Schizophrenia in translation: the presence of absence: habenular regulation of dopamine neurons and the encoding of negative outcomes

Abstract

Many patients with schizophrenia have pronounced deficits in the use of negative feedback to guide problem solving and learning, as seen on tasks like the Wisconsin Card Sorting Test. There is now a compelling body of evidence from nonhuman primates that suggests transient decreases in dopamine cell activity may reflect the occurrence of unexpected negative outcomes, such as the absence of an expected reward, and, generalizing to the human, the occurrence of negative feedback or the absence of expected reward. We present preliminary evidence that habenula projections to the midbrain are capable of producing a transient, but nearly complete, inhibition of dopamine neurons at a population level similar to that observed in behaving primates following an unexpected negative outcome. Human functional imaging studies offer further evidence that the habenula is activated following receipt of unexpected negative feedback or the absence of expected positive feedback. We present initial evidence that patients with schizophrenia lack appropriate modulation of habenula activity in response to feedback. Collectively, these data suggest that the habenula may play a critical role in mediating the feedback-processing deficits of schizophrenia.

Fig. 1

Informative Feedback Differentially Modulates Neural Activity in Normal Volunteers and Schizophrenic Patients. Panels A and C represent fMRI data obtained from 5 healthy volunteers (relevant regions are circled). Panels B and D are derived from fMRI data taken from 5 medicated schizophrenic volunteers (relevant regions have arrows). Fixed effect analyses were applied to echoplanar, event-related fMRI data acquired from a 3 Tesla Philips magnet that employed Sensor coil. Panels A and B illustrate Blood Oxygen Level Dependent (BOLD) signals that covaried with correct trials.
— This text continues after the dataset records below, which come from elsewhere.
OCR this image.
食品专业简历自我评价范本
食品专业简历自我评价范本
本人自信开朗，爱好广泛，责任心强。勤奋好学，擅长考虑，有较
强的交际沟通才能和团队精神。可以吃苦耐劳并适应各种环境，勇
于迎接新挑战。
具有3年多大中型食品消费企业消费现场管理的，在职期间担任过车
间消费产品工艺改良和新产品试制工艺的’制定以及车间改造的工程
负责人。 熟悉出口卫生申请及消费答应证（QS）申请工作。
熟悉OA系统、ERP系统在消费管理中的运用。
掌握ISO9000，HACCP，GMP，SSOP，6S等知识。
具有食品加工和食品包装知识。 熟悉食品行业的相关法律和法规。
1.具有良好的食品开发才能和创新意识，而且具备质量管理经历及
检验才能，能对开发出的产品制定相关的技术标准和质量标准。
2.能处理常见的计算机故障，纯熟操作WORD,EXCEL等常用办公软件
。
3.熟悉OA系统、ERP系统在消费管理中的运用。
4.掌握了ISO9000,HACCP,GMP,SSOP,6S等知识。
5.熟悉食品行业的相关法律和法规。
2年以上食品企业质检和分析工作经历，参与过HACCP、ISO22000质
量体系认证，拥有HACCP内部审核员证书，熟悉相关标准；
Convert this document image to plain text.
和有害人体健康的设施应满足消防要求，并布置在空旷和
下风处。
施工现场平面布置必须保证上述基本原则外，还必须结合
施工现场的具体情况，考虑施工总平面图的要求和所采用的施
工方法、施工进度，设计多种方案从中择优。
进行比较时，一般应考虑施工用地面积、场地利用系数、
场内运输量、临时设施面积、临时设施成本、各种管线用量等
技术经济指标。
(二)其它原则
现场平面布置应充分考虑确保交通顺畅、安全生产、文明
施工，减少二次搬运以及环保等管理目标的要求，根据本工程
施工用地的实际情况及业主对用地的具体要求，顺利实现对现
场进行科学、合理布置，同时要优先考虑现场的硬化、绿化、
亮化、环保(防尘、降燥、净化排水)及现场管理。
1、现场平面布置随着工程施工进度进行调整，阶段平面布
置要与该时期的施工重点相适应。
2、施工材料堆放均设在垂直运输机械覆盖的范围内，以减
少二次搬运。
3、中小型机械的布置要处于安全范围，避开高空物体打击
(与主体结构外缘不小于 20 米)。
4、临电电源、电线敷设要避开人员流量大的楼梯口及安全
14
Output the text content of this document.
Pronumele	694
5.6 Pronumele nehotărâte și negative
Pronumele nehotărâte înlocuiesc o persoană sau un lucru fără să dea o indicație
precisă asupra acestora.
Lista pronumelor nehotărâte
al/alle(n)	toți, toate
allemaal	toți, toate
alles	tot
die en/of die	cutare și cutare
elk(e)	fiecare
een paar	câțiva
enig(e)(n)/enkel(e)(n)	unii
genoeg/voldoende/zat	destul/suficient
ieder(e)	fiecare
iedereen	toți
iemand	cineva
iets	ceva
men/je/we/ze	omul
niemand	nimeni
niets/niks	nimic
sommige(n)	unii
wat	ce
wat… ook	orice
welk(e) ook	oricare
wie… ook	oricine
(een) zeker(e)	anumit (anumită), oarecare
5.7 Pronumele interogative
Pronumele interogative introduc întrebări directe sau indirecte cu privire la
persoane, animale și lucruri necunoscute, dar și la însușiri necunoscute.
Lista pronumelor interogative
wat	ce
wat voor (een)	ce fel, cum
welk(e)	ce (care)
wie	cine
Positive feedback was provided. Panels C and D illustrate BOLD signals that covaried with error trials. Negative feedback was provided. Healthy volunteers, Panel A, show that the caudate (right image, circled in white) is active during correct trials associated with positive feedback; this pattern is absent in schizophrenic volunteers (see Panel B). Healthy volunteers (Panel C) exhibit marked midbrain (left image) and habenula (right image) activity during error trials associated with negative feedback. Note that this pattern is also absent in schizophrenic volunteers (see respective images in Panel D).